The pupose of this notebook is to illustrate the use of a webscraper in Python 3 to gather text based data.

The tutorial will be based on the below link and will be extended to other websites to gather information of interest.

https://www.dataquest.io/blog/web-scraping-tutorial-python/

In [1]:
# -*- coding: utf-8 -*-
"""
Created on Tue Oct 30 13:12:50 2018
@author: Sanil Purryag
"""

#import libraries
import requests
from bs4 import BeautifulSoup

A GET request fetches the whole HTML page.

In [2]:
#Send GET HTML request  to get webpage content
page = requests.get("http://dataquestio.github.io/web-scraping-pages/simple.html")
#check request status
page
#check the content of the webpage
page.content

b'<!DOCTYPE html>\n<html>\n    <head>\n        <title>A simple example page</title>\n    </head>\n    <body>\n        <p>Here is some simple content for this page.</p>\n    </body>\n</html>'

Beautifulsoup helps to parse and analyse the data.

In [3]:
#Parse/structure the webpage content using Beautifulsoup
soup = BeautifulSoup(page.content, 'html.parser')

#check object strucutre
print(soup.prettify())

<!DOCTYPE html>
<html>
 <head>
  <title>
   A simple example page
  </title>
 </head>
 <body>
  <p>
   Here is some simple content for this page.
  </p>
 </body>
</html>


In [4]:
#move through the object one level at a time
#Note that children returns a list generator, so we need to call the list function on it

list(soup.children)

['html', '\n', <html>
 <head>
 <title>A simple example page</title>
 </head>
 <body>
 <p>Here is some simple content for this page.</p>
 </body>
 </html>]

In [5]:
#check the items present in the list

[type(item) for item in list(soup.children)]

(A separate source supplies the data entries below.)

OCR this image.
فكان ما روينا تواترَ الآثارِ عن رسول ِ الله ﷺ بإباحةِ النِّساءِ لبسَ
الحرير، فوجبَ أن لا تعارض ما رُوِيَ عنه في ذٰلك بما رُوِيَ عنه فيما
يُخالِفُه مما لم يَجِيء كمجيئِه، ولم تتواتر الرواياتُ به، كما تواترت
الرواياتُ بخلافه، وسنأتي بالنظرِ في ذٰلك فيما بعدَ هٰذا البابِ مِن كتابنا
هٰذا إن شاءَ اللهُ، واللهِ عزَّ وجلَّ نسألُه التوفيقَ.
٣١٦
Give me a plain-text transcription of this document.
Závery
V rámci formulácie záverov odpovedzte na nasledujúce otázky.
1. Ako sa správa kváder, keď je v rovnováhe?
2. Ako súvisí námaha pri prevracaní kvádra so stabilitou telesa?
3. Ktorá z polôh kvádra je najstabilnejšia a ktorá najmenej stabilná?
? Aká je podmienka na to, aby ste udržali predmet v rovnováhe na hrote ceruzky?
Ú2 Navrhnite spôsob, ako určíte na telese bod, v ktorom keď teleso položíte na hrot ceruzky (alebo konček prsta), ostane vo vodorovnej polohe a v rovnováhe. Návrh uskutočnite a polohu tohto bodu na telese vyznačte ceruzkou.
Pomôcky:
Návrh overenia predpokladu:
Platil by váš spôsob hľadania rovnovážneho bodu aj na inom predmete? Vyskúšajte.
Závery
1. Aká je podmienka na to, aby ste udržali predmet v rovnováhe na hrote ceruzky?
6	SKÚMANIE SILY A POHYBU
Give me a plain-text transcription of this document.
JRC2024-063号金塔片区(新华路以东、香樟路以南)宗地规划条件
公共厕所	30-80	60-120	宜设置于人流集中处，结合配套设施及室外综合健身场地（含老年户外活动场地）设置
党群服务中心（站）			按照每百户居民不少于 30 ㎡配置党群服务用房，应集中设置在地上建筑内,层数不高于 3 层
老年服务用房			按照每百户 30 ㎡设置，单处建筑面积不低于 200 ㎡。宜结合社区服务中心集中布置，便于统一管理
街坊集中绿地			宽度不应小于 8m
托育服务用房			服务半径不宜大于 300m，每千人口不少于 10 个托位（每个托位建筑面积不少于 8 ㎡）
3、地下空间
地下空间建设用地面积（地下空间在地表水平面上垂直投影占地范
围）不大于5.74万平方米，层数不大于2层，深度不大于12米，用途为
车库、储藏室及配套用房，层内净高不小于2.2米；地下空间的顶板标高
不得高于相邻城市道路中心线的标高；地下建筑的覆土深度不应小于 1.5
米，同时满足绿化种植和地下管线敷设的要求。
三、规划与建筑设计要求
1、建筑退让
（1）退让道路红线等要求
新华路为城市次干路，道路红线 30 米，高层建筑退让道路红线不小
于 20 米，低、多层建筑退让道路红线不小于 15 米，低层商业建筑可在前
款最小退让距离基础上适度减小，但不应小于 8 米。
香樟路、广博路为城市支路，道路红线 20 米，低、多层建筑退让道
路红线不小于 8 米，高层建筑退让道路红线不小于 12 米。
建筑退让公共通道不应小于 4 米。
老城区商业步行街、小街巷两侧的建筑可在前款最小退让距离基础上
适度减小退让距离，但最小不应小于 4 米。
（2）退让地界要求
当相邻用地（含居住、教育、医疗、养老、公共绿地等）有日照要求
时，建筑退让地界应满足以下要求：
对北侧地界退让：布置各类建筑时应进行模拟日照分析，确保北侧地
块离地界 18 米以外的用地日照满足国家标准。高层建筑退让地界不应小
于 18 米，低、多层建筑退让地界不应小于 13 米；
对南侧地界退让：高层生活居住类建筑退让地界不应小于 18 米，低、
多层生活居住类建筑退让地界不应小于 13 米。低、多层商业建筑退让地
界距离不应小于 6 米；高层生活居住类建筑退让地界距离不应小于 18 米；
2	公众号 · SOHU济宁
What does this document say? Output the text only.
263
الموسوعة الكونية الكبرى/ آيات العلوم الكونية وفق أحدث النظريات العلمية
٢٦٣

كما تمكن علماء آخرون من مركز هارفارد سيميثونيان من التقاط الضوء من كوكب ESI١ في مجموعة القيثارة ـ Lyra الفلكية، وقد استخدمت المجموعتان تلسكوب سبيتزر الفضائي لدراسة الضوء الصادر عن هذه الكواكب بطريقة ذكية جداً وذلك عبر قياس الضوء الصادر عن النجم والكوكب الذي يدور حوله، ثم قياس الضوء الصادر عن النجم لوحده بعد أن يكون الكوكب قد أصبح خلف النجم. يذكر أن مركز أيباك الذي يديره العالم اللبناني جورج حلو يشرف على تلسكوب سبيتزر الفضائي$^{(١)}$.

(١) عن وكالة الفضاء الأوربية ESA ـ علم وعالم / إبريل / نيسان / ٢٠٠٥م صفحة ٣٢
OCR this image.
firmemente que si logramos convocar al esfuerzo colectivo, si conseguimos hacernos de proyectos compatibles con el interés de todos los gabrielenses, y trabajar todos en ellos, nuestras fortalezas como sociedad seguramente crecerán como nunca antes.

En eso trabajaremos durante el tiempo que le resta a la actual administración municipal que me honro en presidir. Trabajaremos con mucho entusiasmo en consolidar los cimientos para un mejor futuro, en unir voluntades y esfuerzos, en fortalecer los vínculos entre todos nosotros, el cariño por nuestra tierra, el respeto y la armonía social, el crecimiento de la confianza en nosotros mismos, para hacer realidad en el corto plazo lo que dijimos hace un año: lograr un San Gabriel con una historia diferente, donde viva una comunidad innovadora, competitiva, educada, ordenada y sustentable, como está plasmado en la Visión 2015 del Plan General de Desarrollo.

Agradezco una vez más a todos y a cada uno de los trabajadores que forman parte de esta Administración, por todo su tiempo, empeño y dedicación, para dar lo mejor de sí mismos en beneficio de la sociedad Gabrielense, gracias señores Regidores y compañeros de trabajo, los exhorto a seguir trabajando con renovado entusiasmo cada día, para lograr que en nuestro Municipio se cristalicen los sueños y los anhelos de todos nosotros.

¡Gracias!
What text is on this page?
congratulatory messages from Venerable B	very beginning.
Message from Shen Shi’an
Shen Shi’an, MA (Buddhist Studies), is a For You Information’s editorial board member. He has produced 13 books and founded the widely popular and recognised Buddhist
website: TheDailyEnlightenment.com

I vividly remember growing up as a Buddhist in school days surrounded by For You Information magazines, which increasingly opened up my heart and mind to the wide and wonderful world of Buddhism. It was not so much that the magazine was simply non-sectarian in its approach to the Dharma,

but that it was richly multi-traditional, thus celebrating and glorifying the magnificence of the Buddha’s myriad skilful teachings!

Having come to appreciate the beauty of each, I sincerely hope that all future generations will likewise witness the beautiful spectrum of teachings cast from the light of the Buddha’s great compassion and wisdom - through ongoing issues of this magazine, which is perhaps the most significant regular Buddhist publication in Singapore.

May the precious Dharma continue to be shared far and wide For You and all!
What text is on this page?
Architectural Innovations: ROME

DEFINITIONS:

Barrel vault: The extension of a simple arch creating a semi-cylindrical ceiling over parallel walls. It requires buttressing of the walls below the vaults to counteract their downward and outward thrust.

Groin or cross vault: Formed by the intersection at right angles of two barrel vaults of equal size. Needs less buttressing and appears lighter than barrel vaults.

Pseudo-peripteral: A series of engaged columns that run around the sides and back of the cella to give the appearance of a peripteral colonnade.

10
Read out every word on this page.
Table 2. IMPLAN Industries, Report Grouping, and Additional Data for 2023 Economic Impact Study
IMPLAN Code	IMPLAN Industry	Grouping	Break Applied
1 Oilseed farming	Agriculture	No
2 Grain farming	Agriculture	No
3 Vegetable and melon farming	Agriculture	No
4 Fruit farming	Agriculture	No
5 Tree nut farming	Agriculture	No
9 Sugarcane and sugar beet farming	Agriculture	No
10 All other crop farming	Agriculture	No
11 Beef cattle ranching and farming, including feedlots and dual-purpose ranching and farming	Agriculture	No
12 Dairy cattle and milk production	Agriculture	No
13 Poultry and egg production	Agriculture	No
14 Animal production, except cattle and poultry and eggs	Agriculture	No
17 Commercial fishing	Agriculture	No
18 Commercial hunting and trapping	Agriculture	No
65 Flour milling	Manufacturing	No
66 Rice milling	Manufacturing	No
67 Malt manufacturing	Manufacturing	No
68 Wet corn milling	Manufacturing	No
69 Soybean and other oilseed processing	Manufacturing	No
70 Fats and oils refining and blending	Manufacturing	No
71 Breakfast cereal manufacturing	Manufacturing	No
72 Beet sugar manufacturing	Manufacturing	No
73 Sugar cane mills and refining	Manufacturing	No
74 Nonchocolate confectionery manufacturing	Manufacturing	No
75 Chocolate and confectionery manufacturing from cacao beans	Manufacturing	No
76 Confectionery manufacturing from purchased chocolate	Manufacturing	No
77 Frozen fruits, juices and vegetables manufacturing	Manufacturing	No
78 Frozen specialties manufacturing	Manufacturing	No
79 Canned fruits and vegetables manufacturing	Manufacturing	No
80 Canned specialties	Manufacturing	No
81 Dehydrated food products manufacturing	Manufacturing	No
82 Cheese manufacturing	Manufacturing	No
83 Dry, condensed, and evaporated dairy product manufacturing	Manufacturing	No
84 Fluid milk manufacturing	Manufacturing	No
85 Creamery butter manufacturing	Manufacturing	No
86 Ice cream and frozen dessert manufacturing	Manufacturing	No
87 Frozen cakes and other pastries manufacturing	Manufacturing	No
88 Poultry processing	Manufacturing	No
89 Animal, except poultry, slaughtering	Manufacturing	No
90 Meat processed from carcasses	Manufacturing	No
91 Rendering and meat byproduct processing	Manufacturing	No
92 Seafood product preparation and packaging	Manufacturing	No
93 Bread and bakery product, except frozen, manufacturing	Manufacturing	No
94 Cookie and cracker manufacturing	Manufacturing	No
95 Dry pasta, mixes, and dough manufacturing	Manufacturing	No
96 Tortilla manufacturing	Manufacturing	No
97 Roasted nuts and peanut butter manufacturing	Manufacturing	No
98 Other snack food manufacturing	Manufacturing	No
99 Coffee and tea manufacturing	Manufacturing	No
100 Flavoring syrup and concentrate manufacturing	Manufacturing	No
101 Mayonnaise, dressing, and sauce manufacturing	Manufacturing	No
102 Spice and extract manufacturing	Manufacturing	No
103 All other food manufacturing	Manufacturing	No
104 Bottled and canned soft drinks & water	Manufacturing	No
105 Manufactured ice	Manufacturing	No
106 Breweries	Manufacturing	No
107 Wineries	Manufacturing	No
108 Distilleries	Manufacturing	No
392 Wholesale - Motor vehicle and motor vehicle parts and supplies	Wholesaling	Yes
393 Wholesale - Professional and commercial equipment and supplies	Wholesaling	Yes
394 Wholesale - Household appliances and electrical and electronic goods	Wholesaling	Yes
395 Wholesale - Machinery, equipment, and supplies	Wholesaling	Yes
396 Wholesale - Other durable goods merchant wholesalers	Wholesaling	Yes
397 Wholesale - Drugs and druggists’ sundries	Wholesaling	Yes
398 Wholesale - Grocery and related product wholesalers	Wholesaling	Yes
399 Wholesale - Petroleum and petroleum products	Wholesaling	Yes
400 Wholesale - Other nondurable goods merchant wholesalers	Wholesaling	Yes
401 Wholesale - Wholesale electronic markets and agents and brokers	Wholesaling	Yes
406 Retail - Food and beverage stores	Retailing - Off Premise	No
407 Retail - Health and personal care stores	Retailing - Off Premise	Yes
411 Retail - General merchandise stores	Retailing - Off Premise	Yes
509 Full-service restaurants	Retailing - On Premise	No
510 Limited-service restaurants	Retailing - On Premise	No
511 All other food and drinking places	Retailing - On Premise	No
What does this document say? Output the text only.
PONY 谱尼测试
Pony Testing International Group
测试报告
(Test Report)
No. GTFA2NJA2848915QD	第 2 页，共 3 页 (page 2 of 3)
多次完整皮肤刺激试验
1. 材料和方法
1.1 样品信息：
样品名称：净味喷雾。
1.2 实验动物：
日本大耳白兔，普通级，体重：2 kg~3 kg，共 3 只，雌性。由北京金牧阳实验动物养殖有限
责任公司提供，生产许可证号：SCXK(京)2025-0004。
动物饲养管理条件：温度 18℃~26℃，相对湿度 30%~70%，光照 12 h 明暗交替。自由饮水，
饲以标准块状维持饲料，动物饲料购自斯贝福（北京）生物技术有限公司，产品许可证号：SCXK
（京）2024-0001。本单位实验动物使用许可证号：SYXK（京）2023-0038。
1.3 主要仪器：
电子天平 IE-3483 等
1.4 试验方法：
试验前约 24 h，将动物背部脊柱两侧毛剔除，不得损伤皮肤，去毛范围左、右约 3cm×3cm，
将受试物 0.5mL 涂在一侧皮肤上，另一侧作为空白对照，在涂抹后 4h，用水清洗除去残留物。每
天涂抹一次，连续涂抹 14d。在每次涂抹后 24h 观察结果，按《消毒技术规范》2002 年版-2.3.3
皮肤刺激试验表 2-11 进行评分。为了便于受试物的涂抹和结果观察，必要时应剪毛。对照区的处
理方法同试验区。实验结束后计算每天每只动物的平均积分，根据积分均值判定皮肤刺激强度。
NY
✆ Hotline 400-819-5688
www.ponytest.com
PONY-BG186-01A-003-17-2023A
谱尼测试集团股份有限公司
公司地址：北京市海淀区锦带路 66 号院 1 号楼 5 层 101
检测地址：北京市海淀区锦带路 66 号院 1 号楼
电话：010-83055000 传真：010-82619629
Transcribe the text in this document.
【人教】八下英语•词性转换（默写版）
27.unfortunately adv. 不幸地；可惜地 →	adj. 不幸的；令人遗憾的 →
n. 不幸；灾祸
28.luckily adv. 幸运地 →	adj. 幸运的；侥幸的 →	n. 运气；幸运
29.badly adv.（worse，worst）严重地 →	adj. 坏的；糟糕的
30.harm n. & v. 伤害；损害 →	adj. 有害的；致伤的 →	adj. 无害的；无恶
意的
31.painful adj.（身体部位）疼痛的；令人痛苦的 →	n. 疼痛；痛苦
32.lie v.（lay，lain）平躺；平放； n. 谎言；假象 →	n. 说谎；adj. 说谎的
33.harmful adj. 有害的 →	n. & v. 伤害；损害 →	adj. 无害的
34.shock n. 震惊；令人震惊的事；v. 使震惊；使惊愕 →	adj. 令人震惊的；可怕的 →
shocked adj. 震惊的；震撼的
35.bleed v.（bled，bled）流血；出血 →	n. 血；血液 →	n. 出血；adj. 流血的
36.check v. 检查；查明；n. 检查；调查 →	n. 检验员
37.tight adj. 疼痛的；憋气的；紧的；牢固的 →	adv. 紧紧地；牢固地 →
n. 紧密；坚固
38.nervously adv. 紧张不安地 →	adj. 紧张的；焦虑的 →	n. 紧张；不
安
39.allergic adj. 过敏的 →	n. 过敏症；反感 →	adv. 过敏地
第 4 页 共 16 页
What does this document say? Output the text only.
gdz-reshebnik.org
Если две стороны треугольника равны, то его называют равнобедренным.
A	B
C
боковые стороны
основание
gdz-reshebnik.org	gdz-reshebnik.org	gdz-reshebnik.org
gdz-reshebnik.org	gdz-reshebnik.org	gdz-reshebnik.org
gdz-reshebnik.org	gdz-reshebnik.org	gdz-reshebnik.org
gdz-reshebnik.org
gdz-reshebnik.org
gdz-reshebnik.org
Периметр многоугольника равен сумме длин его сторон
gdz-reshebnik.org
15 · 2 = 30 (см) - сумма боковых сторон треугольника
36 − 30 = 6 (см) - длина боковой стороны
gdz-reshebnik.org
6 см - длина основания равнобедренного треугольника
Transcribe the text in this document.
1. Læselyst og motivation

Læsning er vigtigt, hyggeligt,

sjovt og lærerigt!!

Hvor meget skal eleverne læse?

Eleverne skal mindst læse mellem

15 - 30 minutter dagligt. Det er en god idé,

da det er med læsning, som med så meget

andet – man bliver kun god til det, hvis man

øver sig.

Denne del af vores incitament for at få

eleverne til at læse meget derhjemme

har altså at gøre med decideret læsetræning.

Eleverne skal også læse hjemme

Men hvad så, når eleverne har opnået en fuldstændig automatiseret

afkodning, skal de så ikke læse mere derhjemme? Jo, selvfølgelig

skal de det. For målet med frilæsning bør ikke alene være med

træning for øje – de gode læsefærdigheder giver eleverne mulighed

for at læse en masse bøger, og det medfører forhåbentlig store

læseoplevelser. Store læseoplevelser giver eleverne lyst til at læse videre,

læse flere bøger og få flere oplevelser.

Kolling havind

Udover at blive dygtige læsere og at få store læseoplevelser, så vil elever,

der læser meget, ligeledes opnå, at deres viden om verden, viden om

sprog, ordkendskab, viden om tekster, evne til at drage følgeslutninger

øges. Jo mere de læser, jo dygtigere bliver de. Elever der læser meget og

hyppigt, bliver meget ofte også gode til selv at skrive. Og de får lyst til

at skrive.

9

[bs4.element.Doctype, bs4.element.NavigableString, bs4.element.Tag]

It is noted that there are three objects from the above:

* The first is a Doctype object, which contains information about the type of the document. 
* The second is a NavigableString, which represents text found in the HTML document. 
* The final item is a Tag object, which contains other nested tags. 

The Tag object allows us to navigate through an HTML document, and extract other tags and text.

In [6]:
html = list(soup.children)[2]
print(html)

<html>
<head>
<title>A simple example page</title>
</head>
<body>
<p>Here is some simple content for this page.</p>
</body>
</html>


There are two tags above, head, and body. 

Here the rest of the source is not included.